For quite awhile now, going back at least half a dozen years or so if not more, the German Kaiserreich has been seen as the historical precursor to the present-day Peoples Republic 1. Particularly (pace Martin Wolf) its foreign policy. However, to my mind, it is the internal, aspect of present-day PRC domestic political structure which is the most acutely similar to Imperial Germany (pace my own response to Martin Wolf's piece in yesterday's Financial Times). Specifically, it is self-evident to my mind, that just as the policies of Weltpolitik and the Naval Laws of 1898 and 1900, were the fruit of a political leadership aiming to shore up its domestic political legitimacy by engaging in what one may post-facto label a forceful, if not (at times) aggressive foreign policy; similarly, a strong current of Peking's policies vis-`a-vis its neighbors is au fond a result of precisely the very same variable. What the Weimar-period, iconoclastic historian, Ekart Kehr, labeled (per contra to the formulations of the founder of modern, scientific history, Leopold von Ranke) 'primat der Innenpolitik'. And, it was indeed the domestic influences on Kaiserreich foreign policy (specifically the domestic political imperatives behind the build-up of the German Navy from 1897 onwards), that formed the basis of Kehr's thesis 2. In the case of the Peoples Republic, it is self-evident that fostering on a national scale, public support for an aggressive foreign policy in general, and one vis-`a-vis Japan in particular is purely a means of enabling the corrupt and self-selecting ruling clique who runs the country to pass off as 'patriotic' leaders. With the allegedly popular anti-Japanese feelings being strongly aided, if not indeed invented by government policies. Particularly in the educational institutions up and down the age ladder. Not to speak of course of the state controlled media.
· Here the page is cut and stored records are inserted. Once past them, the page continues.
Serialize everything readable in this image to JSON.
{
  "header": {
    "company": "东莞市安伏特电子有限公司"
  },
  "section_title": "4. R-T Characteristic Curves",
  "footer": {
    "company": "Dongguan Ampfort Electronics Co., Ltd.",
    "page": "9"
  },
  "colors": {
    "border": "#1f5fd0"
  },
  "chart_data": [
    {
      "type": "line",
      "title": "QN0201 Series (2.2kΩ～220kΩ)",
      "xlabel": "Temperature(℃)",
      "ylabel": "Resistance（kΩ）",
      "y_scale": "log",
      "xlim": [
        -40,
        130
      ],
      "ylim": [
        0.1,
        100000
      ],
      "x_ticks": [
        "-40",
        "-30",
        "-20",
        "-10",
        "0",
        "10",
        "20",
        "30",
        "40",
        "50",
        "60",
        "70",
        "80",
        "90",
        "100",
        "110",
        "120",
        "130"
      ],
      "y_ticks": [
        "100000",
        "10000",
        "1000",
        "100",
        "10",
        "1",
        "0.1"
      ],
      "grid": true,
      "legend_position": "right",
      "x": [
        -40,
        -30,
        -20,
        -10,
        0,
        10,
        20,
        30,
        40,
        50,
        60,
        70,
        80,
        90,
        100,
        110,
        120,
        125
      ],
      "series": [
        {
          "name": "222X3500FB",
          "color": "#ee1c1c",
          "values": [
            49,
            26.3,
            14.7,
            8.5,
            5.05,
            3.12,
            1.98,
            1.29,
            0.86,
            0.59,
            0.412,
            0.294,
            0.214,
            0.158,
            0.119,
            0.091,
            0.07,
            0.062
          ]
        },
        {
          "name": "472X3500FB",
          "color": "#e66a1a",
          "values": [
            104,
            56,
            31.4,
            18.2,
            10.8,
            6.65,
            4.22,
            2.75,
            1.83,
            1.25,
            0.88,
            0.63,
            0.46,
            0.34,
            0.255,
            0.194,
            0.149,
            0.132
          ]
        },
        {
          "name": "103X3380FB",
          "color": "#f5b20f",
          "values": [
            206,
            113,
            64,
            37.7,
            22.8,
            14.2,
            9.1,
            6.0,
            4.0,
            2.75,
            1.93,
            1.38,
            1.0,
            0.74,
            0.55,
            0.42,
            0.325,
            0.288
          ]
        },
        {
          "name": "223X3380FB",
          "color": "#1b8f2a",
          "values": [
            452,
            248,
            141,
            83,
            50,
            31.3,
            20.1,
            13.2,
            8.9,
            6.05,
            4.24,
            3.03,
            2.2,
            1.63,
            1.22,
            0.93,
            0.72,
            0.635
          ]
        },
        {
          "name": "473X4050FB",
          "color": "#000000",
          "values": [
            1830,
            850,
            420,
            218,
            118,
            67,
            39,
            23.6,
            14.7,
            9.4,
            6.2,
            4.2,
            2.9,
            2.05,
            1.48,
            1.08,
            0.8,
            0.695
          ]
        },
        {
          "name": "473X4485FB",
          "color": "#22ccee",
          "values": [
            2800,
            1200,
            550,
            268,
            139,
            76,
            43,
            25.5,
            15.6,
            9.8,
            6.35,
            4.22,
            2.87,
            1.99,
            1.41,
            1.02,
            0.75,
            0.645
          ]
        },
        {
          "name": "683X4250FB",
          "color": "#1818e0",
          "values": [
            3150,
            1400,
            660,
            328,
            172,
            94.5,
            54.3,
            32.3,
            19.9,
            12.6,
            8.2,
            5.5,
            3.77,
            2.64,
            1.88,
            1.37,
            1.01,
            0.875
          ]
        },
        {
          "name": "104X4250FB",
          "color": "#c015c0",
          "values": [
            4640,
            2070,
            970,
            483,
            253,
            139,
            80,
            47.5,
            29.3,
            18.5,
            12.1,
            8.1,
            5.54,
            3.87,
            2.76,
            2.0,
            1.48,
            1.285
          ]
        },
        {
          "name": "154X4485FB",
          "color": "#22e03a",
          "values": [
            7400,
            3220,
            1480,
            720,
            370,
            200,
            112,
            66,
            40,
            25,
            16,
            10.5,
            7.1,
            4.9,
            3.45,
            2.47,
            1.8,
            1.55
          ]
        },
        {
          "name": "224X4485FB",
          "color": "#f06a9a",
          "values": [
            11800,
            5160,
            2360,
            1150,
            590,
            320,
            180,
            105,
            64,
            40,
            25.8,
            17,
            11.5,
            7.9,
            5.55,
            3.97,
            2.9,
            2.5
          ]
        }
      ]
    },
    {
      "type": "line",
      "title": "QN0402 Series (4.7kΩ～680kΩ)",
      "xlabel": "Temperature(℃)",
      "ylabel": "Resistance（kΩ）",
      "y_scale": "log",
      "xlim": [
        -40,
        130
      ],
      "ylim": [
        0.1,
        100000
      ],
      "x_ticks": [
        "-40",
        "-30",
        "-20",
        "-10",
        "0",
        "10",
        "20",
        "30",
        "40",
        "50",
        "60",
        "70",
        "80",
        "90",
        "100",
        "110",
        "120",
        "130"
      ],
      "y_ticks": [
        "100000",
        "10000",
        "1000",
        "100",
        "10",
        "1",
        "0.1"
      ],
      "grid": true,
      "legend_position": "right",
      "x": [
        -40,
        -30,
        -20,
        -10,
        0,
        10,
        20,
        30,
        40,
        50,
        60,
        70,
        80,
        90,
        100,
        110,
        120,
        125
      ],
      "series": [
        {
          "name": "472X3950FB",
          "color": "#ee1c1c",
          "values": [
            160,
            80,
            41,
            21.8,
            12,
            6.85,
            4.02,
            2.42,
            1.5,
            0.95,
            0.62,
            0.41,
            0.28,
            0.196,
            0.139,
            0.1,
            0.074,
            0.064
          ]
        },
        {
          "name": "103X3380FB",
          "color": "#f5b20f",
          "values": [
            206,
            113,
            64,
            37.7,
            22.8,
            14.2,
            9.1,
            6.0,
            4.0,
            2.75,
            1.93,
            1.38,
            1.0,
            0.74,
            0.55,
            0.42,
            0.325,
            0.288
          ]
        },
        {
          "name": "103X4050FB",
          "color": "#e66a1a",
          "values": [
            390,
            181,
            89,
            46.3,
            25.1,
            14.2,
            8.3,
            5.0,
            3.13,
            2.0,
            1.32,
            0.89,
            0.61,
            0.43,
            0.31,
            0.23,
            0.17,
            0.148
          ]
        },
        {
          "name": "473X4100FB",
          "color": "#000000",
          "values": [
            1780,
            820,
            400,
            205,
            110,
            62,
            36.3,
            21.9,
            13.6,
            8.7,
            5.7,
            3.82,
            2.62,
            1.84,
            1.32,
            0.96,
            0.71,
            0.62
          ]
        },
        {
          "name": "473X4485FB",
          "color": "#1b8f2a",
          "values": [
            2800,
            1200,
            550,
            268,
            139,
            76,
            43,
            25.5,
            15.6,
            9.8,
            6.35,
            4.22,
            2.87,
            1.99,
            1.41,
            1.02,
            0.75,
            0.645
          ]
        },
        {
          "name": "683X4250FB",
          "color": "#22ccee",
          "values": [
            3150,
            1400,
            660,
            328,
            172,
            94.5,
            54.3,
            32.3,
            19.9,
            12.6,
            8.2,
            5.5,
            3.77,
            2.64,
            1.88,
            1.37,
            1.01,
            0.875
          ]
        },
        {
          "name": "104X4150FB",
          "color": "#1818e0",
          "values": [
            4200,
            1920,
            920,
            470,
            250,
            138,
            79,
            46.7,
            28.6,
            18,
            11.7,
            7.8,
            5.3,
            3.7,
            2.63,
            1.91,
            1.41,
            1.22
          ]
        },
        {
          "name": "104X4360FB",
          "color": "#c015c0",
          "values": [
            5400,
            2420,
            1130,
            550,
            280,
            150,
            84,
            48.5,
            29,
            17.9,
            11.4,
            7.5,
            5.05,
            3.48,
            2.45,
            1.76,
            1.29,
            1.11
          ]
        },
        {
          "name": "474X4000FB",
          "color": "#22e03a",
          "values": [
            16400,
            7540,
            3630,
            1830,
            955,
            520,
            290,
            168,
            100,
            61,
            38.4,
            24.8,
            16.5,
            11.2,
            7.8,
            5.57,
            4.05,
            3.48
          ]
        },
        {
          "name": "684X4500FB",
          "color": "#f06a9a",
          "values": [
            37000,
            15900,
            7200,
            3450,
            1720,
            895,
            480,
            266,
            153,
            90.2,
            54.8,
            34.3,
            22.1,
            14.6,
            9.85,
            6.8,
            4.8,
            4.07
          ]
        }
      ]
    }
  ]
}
In short, to expect of itself, that the rulers of China will listen to the voice of sweet reason as it relates to the PRC's disputes with Japan and its other neighbors (`a la Martin Wolf) is (to quote Neville Chamberlain) 'the very mid-summer of madness'. I am afraid indeed that the only logic that they will take cognizance of is the logic of brute force. Id. est., a firm policy of diplomatic and indeed military containment by the Western powers and its local allies such as Vietnam and the Philippines. Anything else will merely result in a policy of appeasement pur et simple.
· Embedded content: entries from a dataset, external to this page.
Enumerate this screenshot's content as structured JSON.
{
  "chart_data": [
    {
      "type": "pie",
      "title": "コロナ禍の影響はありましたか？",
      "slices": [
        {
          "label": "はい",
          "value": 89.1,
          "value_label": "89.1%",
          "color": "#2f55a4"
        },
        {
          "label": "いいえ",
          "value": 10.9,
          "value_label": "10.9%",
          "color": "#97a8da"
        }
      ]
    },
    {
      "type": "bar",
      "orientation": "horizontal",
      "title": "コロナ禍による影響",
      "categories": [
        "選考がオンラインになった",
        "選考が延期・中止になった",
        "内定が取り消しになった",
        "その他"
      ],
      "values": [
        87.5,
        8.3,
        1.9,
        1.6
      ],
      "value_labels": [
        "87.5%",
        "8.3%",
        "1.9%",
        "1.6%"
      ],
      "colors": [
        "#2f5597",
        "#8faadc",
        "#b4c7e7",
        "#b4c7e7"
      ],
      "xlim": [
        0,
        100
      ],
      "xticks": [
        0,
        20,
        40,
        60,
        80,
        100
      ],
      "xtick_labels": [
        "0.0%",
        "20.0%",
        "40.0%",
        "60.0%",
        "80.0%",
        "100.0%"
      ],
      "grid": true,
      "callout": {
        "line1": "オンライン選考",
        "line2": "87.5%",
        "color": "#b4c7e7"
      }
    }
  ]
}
1. For my own citing of this parallel, back in 2010, see: Charles Coutinho, "China no clone of Bismarck’s Reich." The Financial Times. 23 April 2010, www.ft.com.
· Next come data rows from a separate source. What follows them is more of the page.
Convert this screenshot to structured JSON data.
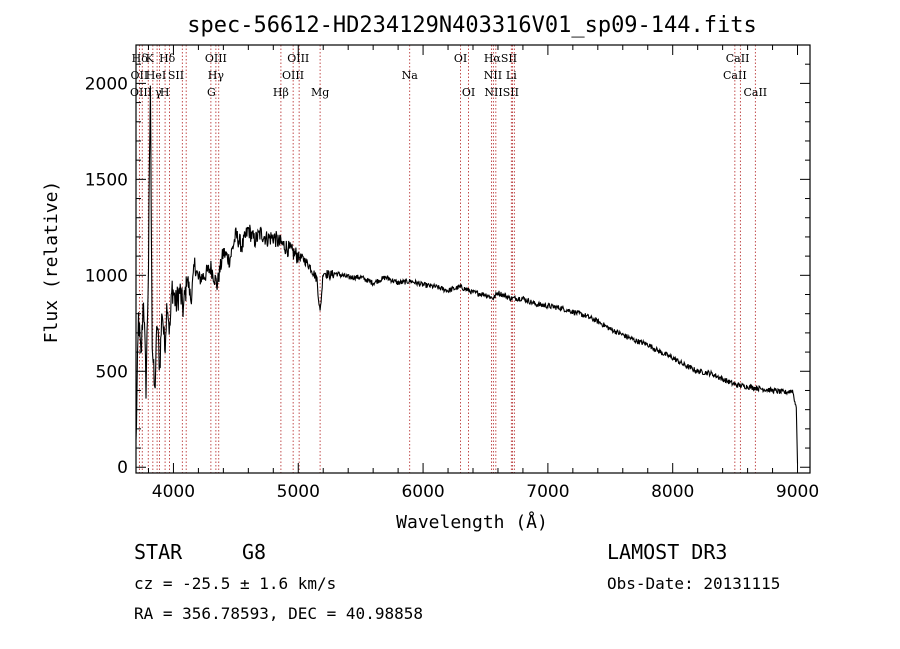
{
  "chart_data": {
    "type": "line",
    "title": "spec-56612-HD234129N403316V01_sp09-144.fits",
    "xlabel": "Wavelength (Å)",
    "ylabel": "Flux (relative)",
    "xlim": [
      3700,
      9100
    ],
    "ylim": [
      -30,
      2200
    ],
    "x_ticks": [
      4000,
      5000,
      6000,
      7000,
      8000,
      9000
    ],
    "y_ticks": [
      0,
      500,
      1000,
      1500,
      2000
    ],
    "series": [
      {
        "name": "flux",
        "x": [
          3700,
          3720,
          3740,
          3760,
          3780,
          3800,
          3815,
          3830,
          3850,
          3870,
          3890,
          3910,
          3930,
          3950,
          3970,
          3990,
          4020,
          4050,
          4080,
          4110,
          4140,
          4170,
          4200,
          4250,
          4300,
          4350,
          4400,
          4450,
          4500,
          4550,
          4600,
          4650,
          4700,
          4750,
          4800,
          4850,
          4900,
          4950,
          5000,
          5050,
          5100,
          5150,
          5175,
          5200,
          5250,
          5300,
          5400,
          5500,
          5600,
          5700,
          5800,
          5900,
          6000,
          6100,
          6200,
          6300,
          6400,
          6500,
          6563,
          6600,
          6700,
          6800,
          6900,
          7000,
          7100,
          7200,
          7300,
          7400,
          7500,
          7600,
          7700,
          7800,
          7900,
          8000,
          8100,
          8200,
          8300,
          8400,
          8500,
          8600,
          8700,
          8800,
          8900,
          8960,
          8990,
          9000
        ],
        "y": [
          120,
          780,
          560,
          900,
          420,
          1050,
          2000,
          650,
          380,
          760,
          520,
          830,
          620,
          880,
          700,
          940,
          850,
          920,
          820,
          1000,
          870,
          1060,
          980,
          1000,
          1040,
          950,
          1120,
          1080,
          1210,
          1150,
          1240,
          1180,
          1220,
          1190,
          1200,
          1170,
          1150,
          1120,
          1100,
          1080,
          1040,
          980,
          800,
          1020,
          1000,
          1010,
          990,
          990,
          960,
          990,
          960,
          970,
          950,
          940,
          920,
          940,
          910,
          900,
          880,
          910,
          880,
          880,
          850,
          840,
          830,
          810,
          790,
          760,
          720,
          690,
          660,
          640,
          600,
          570,
          530,
          500,
          490,
          460,
          430,
          420,
          410,
          400,
          390,
          400,
          310,
          20
        ]
      }
    ],
    "emission_lines": [
      {
        "label": "Hδ",
        "x": 3730,
        "row": 0
      },
      {
        "label": "K",
        "x": 3810,
        "row": 0
      },
      {
        "label": "Hδ",
        "x": 3950,
        "row": 0
      },
      {
        "label": "OIII",
        "x": 4340,
        "row": 0
      },
      {
        "label": "OIII",
        "x": 5000,
        "row": 0
      },
      {
        "label": "OI",
        "x": 6300,
        "row": 0
      },
      {
        "label": "HαSII",
        "x": 6620,
        "row": 0
      },
      {
        "label": "CaII",
        "x": 8520,
        "row": 0
      },
      {
        "label": "OII",
        "x": 3727,
        "row": 1
      },
      {
        "label": "HeI",
        "x": 3860,
        "row": 1
      },
      {
        "label": "SII",
        "x": 4020,
        "row": 1
      },
      {
        "label": "Hγ",
        "x": 4340,
        "row": 1
      },
      {
        "label": "OIII",
        "x": 4958,
        "row": 1
      },
      {
        "label": "Na",
        "x": 5893,
        "row": 1
      },
      {
        "label": "NII",
        "x": 6560,
        "row": 1
      },
      {
        "label": "Li",
        "x": 6707,
        "row": 1
      },
      {
        "label": "CaII",
        "x": 8498,
        "row": 1
      },
      {
        "label": "OIII",
        "x": 3740,
        "row": 2
      },
      {
        "label": "γ",
        "x": 3880,
        "row": 2
      },
      {
        "label": "H",
        "x": 3930,
        "row": 2
      },
      {
        "label": "G",
        "x": 4304,
        "row": 2
      },
      {
        "label": "Hβ",
        "x": 4861,
        "row": 2
      },
      {
        "label": "Mg",
        "x": 5175,
        "row": 2
      },
      {
        "label": "OI",
        "x": 6364,
        "row": 2
      },
      {
        "label": "NIISII",
        "x": 6630,
        "row": 2
      },
      {
        "label": "CaII",
        "x": 8662,
        "row": 2
      }
    ],
    "line_markers": [
      3727,
      3750,
      3798,
      3835,
      3869,
      3889,
      3933,
      3968,
      4071,
      4102,
      4300,
      4340,
      4363,
      4861,
      4959,
      5007,
      5175,
      5893,
      6300,
      6364,
      6548,
      6563,
      6583,
      6707,
      6716,
      6731,
      8498,
      8542,
      8662
    ]
  },
  "info": {
    "object_class": "STAR",
    "subclass": "G8",
    "survey": "LAMOST DR3",
    "cz": "cz = -25.5 ± 1.6 km/s",
    "obs_date": "Obs-Date: 20131115",
    "coords": "RA = 356.78593, DEC =  40.98858"
  }
}
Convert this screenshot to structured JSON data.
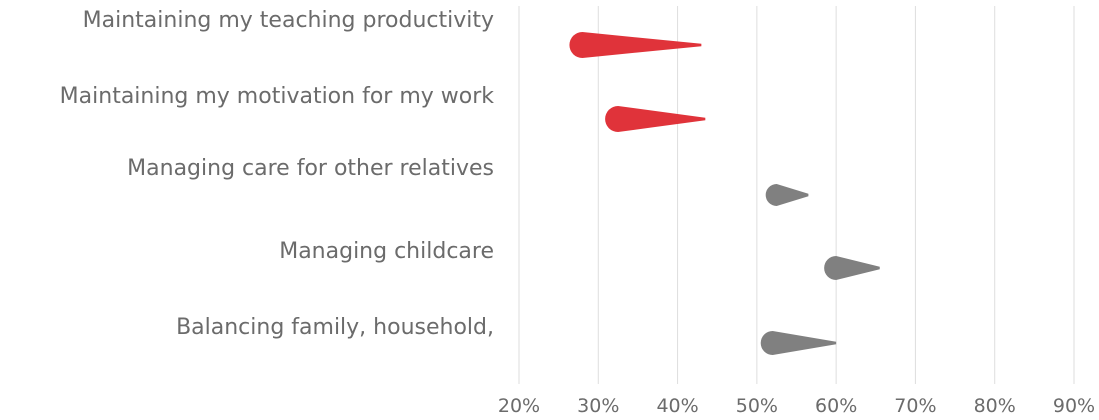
{
  "chart_data": {
    "type": "scatter",
    "title": "",
    "xlabel": "",
    "ylabel": "",
    "xlim": [
      20,
      90
    ],
    "grid": true,
    "legend": "none",
    "x_ticks": [
      "20%",
      "30%",
      "40%",
      "50%",
      "60%",
      "70%",
      "80%",
      "90%"
    ],
    "categories": [
      "Maintaining my teaching productivity",
      "Maintaining my motivation for my work",
      "Managing care for other relatives",
      "Managing childcare",
      "Balancing family, household,"
    ],
    "series": [
      {
        "start": [
          28,
          32.5,
          52.5,
          60,
          52
        ],
        "end": [
          43,
          43.5,
          56.5,
          65.5,
          60
        ]
      }
    ],
    "colors": [
      "#e0333a",
      "#e0333a",
      "#808080",
      "#808080",
      "#808080"
    ]
  }
}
2. See in particular: Battleship Building and party politics in Germany, 1894-1901: A cross-section of the political, social and ideological preconditions of German imperialism. (1973). See also for a recent discussion of the concept among contemporary diplomatic historians: Leslie Rogne Schumacher, "Primat der Innenpolitik: Promoting “New” Diplomatic History." British Scholar Society. 30 June 2012, in www.britishscholar.org.